Authors take on pen names for a variety of reasons, but the most common is a desire to signal that their new book is very different from what readers have seen from them previously. That is certainly the case for Liv Andersson—the new nom de plume used by Wendy Tyson—with her release of Little Red House. It cannot be stressed enough that this book is very unlike Tyson’s previous work. Little Red House is a dark noir tale unafraid of venturing down some truly depraved avenues with more than it’s share of WTF moments. This is not a book for every reader, but for those that are willing to take a risk, it proves to be a rewarding reading experience.
Talking about Little Red House is almost impossible without spoilers, but let’s give it a go. The book is told with dual timelines—1997 and present day. In the past section, Eve Foster travels to New Mexico looking for her missing 16-year-old daughter, Kelsey. Readers know from the opening chapter that Kelsey is locked away in a dank cellar, fighting for her life. The present-day portion of the tale is narrated by Constance Foster, one of Eve’s adopted twin daughters. Eve has just died under unusual circumstances and the reading of her will proves to be the start—or end—of a very twisted plan. Eve has left the bulk of her estate and thirty million dollars to the favored child, Constance’s twin sister Lisa; while Connie herself receives only a dilapidated shack in New Mexico.

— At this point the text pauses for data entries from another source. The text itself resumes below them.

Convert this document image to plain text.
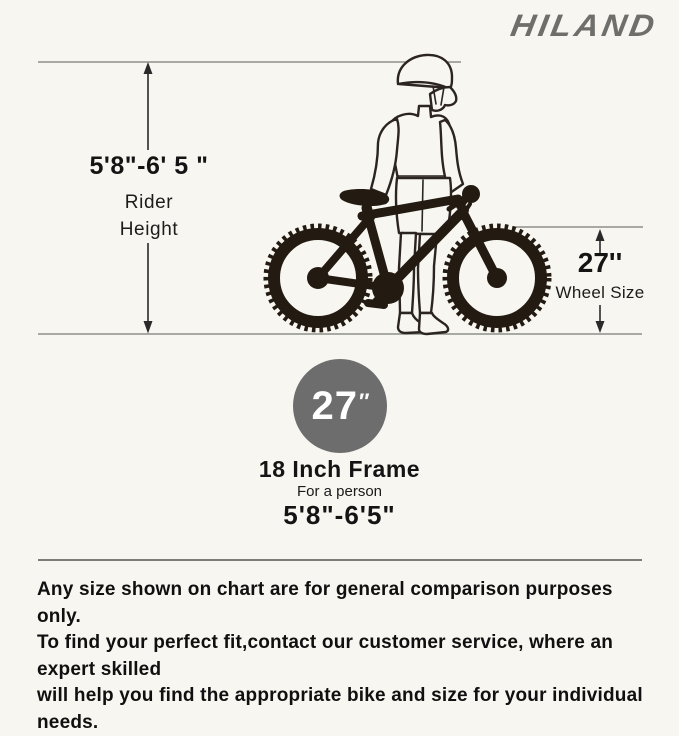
HILAND
5'8"-6' 5 "
Rider
Height
27''
Wheel Size
27″
18 Inch Frame
For a person
5'8"-6'5"
Any size shown on chart are for general comparison purposes only.
To find your perfect fit,contact our customer service, where an expert skilled
will help you find the appropriate bike and size for your individual needs.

Connie is sure this is another chess move in a sick game that has dominated her life.
From this simple description, veteran crime fiction readers are likely already drawing conclusions and predicting the trajectory of this storyline. Let me assure you, Little Red House is going to far weirder and unexpected places than most readers would ever be able to imagine. This is both a good and bad thing. Most readers crave new and fresh ideas, books that defy expectations while surprising with each turn of the page. However, some readers also get very uncomfortable being taken outside of their comfort zone. If you are in the latter category, Little Red House may not be the book for you. To fully enjoy this novel, readers will have to suspend more than the average amount of disbelief and just go with the flow as each wicked development takes the storyline to deeper and darker places. And in the end, most people will want to forget that these types of things—some even worse, unfortunately—really do occur in the real world.
Wendy Tyson has a loyal following in the cozy community. Little Red House violates every traditional guideline for that sub-genre. While nothing is technically gratuitous, Liv Andersson pulls no punches when it comes to sex, language, and violence (especially against women). All of this is necessary for the tale the author is telling here but it could easily be Exhibit One in any argument in favor of trigger warnings. In many ways, it is this willingness to go to these forbidden places that makes Little Red House stand out from the crowd. This wildly unexpected narrative satisfies in ways that readers might not even know they need. And it will leave fans wondering what type of book Liv Andersson could possibly write to follow this crazy tale.
Disclaimer: A print galley of this title was provided to BOLO Books by the author. No promotion was promised and the above is an unbiased review of the novel.